Quando decidiu produzir para comercialização, enfrentou preconceito. “Diziam ‘a cachaça da Maria Izabel é fraca porque é cachaça de mulher’. Mas nunca liguei. Diziam que era fraca por ter baixa acidez, o que na verdade é excelente. Pouco a pouco o falatório parou”, conta.
Produção Artesanal
Hoje, 29 anos depois, o processo de fabricação da cachaça continua orgânico e artesanal, com Maria Izabel à frente de tudo. O alambique começou a operar formalmente em 1996 e sua cachaça rapidamente se tornou famosa. Liz Calder, idealizadora da Flip, presenteou Maria Izabel com rótulos criados pelo ilustrador Jeffrey Fisher.

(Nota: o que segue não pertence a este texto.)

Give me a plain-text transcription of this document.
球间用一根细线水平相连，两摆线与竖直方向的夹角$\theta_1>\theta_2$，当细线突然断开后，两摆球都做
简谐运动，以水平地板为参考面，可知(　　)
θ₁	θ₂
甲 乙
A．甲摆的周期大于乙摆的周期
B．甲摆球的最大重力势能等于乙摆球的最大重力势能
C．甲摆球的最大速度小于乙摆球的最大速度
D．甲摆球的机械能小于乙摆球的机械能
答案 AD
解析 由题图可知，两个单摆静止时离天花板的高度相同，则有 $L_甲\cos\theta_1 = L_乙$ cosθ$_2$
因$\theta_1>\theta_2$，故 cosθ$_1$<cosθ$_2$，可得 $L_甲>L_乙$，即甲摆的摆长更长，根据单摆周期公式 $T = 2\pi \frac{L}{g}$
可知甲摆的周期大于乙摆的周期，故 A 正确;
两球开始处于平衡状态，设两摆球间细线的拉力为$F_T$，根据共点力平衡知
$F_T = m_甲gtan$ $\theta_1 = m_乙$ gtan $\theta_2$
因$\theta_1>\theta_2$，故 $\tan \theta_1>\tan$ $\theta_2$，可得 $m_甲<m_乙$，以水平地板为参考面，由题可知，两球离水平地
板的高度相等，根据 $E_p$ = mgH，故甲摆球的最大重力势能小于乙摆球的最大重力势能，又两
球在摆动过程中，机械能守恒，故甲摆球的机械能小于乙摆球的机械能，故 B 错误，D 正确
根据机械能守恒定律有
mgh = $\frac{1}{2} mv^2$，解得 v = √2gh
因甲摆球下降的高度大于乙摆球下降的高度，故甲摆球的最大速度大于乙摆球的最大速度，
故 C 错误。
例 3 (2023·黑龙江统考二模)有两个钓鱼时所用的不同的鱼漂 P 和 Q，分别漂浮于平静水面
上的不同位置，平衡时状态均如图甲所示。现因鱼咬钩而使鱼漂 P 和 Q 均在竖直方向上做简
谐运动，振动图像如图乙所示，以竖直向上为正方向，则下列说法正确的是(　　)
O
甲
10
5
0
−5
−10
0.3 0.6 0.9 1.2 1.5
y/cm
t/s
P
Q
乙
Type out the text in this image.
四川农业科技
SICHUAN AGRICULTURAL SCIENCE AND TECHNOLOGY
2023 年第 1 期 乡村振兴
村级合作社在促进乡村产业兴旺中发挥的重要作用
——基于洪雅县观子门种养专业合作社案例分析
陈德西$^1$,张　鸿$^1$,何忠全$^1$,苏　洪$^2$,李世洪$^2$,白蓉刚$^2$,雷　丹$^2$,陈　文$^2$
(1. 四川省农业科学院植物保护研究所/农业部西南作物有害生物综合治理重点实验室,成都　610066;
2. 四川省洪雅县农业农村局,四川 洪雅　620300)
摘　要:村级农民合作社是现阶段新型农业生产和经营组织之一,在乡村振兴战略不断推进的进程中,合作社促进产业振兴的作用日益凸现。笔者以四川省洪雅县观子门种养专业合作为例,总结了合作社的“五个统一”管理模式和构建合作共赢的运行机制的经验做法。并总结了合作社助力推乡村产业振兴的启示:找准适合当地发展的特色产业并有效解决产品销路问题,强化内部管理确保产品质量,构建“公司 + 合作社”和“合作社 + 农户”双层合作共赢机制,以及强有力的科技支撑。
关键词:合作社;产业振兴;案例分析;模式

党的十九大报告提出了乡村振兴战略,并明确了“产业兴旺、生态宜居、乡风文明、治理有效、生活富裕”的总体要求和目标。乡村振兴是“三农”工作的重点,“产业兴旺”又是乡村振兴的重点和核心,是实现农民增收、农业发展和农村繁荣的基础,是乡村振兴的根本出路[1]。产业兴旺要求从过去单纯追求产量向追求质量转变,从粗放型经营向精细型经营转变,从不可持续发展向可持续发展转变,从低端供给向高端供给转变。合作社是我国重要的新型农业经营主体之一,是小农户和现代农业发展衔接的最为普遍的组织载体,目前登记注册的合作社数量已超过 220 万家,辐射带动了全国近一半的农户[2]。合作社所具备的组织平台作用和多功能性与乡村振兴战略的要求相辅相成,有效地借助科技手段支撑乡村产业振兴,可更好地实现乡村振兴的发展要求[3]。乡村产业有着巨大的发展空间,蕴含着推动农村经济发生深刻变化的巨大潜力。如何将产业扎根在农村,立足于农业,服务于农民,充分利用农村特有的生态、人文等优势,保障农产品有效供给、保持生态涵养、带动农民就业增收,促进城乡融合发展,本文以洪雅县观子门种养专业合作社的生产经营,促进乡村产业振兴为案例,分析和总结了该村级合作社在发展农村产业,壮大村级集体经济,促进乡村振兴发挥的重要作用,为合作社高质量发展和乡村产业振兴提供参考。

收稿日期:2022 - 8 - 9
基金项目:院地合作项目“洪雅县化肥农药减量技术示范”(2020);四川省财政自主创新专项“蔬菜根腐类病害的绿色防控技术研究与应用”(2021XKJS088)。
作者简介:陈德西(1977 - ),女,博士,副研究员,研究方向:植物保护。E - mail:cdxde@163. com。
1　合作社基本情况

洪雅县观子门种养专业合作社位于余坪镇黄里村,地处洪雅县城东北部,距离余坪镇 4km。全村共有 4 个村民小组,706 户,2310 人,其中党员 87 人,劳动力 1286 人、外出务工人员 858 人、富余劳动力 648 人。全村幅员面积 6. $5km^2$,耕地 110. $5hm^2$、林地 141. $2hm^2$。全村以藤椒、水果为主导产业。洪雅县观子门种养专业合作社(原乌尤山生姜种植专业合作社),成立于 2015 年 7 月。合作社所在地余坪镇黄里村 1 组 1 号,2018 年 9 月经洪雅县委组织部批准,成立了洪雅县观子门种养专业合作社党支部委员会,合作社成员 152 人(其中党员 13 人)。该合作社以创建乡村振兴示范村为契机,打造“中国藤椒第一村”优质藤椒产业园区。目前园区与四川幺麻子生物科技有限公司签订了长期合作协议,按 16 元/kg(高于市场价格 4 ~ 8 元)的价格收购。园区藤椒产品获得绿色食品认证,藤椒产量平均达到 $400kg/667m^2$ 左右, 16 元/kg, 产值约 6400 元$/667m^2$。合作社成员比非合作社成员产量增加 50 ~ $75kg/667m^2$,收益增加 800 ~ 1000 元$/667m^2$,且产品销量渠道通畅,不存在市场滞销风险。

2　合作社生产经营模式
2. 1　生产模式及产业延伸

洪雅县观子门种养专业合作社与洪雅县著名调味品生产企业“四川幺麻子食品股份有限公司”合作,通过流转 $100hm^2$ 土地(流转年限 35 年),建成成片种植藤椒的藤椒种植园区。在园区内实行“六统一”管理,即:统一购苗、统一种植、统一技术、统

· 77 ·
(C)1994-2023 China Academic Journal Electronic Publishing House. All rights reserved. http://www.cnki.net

Com um dos menores índices de acidez da região, a cachaça caiu no gosto popular. Parcerias comerciais com bares, restaurantes e o Sandi Hotel ajudaram a consolidar sua excelência. Hoje, a cachaça Maria Izabel é a mais famosa de Paraty e a única ainda 100% produzida com cana local.
Segredo da Qualidade
Maria Izabel revela que o segredo da qualidade de sua cachaça está na cana plantada e moída imediatamente após a colheita, no uso de leveduras selvagens e na destilação cuidadosa, com fogo direto no cobre. A produção é pequena, de pouco mais de cinco mil litros ao ano, propositalmente.
“Já me ofereceram ampliar, mas ainda não quero. O que eu quero mesmo é estar presente em cada etapa”, explica. Toda a cana é plantada no sítio, e a colheita acontece no inverno, com a ajuda de uma pequena equipe. Maria Izabel começa seu expediente antes das seis da manhã e cuida pessoalmente de cada parte do processo.
Degustação e Vendas
Depois de pelo menos um ano de repouso, a bebida vai para a garrafa. Maria Izabel se encarrega dessa parte, preenchendo à mão os rótulos com a safra e a data de engarrafamento. As cachaças são vendidas no sítio, na loja online e em alguns revendedores autorizados. Desde a pandemia, a filha Marisa cuida da parte financeira e logística do negócio.
Quando Maria Izabel precisa viajar, Marisa assume as visitas guiadas de turistas. “Mas isso é muito raro, porque na verdade eu odeio sair do sítio”, confidencia Maria Izabel. As visitas ao alambique, que devem ser reservadas com antecedência, terminam com degustação das bebidas produzidas ali. Maria Izabel conduz a degustação, observando atentamente cada reação dos visitantes.
“Não sou de beber, só quando tem visita em casa”, diz. A cachaça mais nova custa R$ 155 a garrafa. As “premium” repousam em madeira, e a “laranjinha celeste” segue uma tradição antiga de Paraty. As envelhecidas “extra premium” chegam a valer mais de R$ 500 a garrafa. Realmente, um negócio de ouro.